Fabrication of anti-corrosion nitrogen doped graphene oxide coatings by electrophoretic deposition

This work assesses anti-corrosion properties of graphene and N-doped graphene coatings deposited on copper by an electrophoretic method. Graphene oxide (GO) precursor was synthesized by an improved Hummers' method, whereas N-doping was performed hydrothermally in the presence of ammonia. After nitrogenation, doped graphene oxide samples (NGO) contained a reduced amount of oxygen and about 9% w/w nitrogen as pyridinic, pyrrole, and graphitic groups. Nevertheless, it was possible to obtain a stable aqueous dispersion of NGOs, a prerequisite for the EPD process. According to SEM images, the EPD coatings were compact with minor defects.
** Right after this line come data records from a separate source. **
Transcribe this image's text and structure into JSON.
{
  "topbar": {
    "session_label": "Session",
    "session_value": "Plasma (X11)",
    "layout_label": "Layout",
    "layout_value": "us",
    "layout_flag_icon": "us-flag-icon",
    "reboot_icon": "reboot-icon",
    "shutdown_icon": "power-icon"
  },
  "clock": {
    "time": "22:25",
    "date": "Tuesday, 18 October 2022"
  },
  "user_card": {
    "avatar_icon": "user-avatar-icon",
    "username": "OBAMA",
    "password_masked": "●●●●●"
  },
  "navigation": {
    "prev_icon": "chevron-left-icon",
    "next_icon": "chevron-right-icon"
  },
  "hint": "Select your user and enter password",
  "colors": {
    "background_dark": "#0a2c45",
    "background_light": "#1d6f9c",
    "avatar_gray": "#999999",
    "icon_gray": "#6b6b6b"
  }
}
On the contrary, GO coating possessed cracks and large pores that resulted from gas evolution during electrolysis. Electrochemical studies showed that all coatings prevented copper from corrosion in saline solution, however, the nitrogenated coatings did not exhibit better anti-corrosion properties than reduced graphene oxide coating. A reasonable explanation of this finding is that some positive properties of the nitrogenated coatings, in terms of anti-corrosion action, like low hydrophilicity and good adhesion, were counteracted by their catalytic activity towards oxygen reduction reaction.